Broadband Growth Slows
The nation's 20 largest cable and telephone providers picked up more than 5.4 million net additional high-speed Internet subscribers in 2008, representing 8.7% annual growth but well off the pace of the two previous years, according to Leichtman Research Group.
Annual net broadband additions in 2008 were the fewest in the seven years that Leichtman has tracked the broadband industry. In 2007, broadband providers added 8.5 million subscribers, and the year before that peaked with 10.4 million net adds.

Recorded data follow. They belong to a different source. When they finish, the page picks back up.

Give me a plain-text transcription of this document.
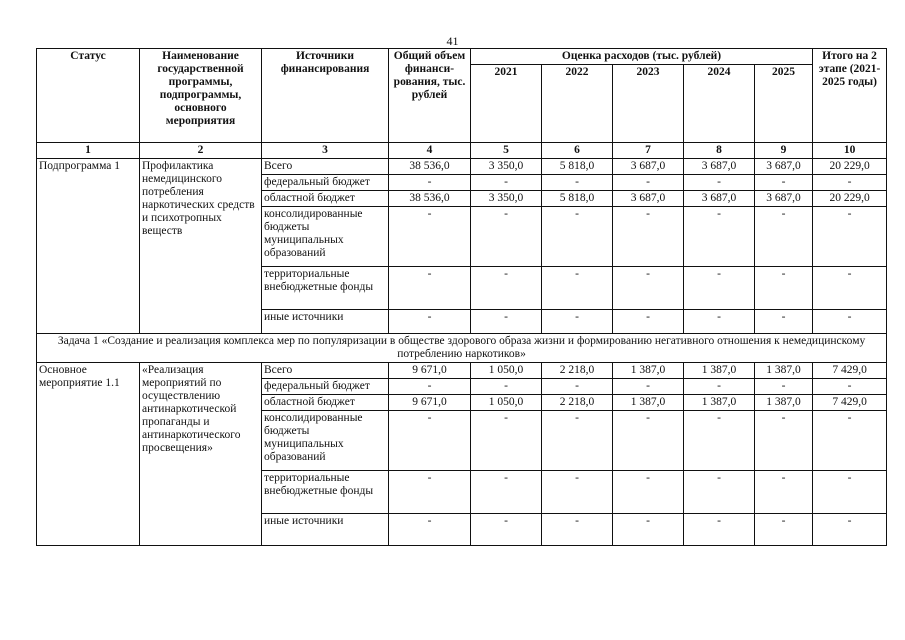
41
Статус	Наименование государственной программы, подпрограммы, основного мероприятия	Источники финансирования	Общий объем финанси-рования, тыс. рублей	Оценка расходов (тыс. рублей)					Итого на 2 этапе (2021-2025 годы)
				2021	2022	2023	2024	2025	
1	2	3	4	5	6	7	8	9	10
Подпрограмма 1	Профилактика немедицинского потребления наркотических средств и психотропных веществ	Всего	38 536,0	3 350,0	5 818,0	3 687,0	3 687,0	3 687,0	20 229,0
		федеральный бюджет	-	-	-	-	-	-	-
		областной бюджет	38 536,0	3 350,0	5 818,0	3 687,0	3 687,0	3 687,0	20 229,0
		консолидированные бюджеты муниципальных образований	-	-	-	-	-	-	-
		территориальные внебюджетные фонды	-	-	-	-	-	-	-
		иные источники	-	-	-	-	-	-	-
Задача 1 «Создание и реализация комплекса мер по популяризации в обществе здорового образа жизни и формированию негативного отношения к немедицинскому потреблению наркотиков»									
Основное мероприятие 1.1	«Реализация мероприятий по осуществлению антинаркотической пропаганды и антинаркотического просвещения»	Всего	9 671,0	1 050,0	2 218,0	1 387,0	1 387,0	1 387,0	7 429,0
		федеральный бюджет	-	-	-	-	-	-	-
		областной бюджет	9 671,0	1 050,0	2 218,0	1 387,0	1 387,0	1 387,0	7 429,0
		консолидированные бюджеты муниципальных образований	-	-	-	-	-	-	-
		территориальные внебюджетные фонды	-	-	-	-	-	-	-
		иные источники	-	-	-	-	-	-	-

The group of 20 providers, which Leichtman estimates represents about 94% of the market, ended 2008 with 67.7 million subscribers. Cable companies held 36.9 million of those, and telcos had 30.7 million.
The top cable companies netted 59% of the broadband additions in 2008. Telcos took the lead in the fourth quarter of 2008, though, adding about 570,000 subscribers in the period vs. 460,000 for cable.
In 2008, Comcast added 1.34 million broadband subscribers, to end the year with 14.929 million. That pulled the No. 1 MSO nearly even with AT&T, which added 921,000 broadband subs for the year to stand at 15.077 million high-speed Internet subs.
The 20 providers in Leichtman's study were: Comcast, Time Warner Cable, AT&T, Verizon, Cox Communications, Charter Communications, Cablevision Systems, Qwest, Mediacom, Insight, Cable One, RCN, BrightHouse Networks, Suddenlink, Embarq, Windstream, CenturyTel, Frontier, FairPoint and Cincinnati Bell.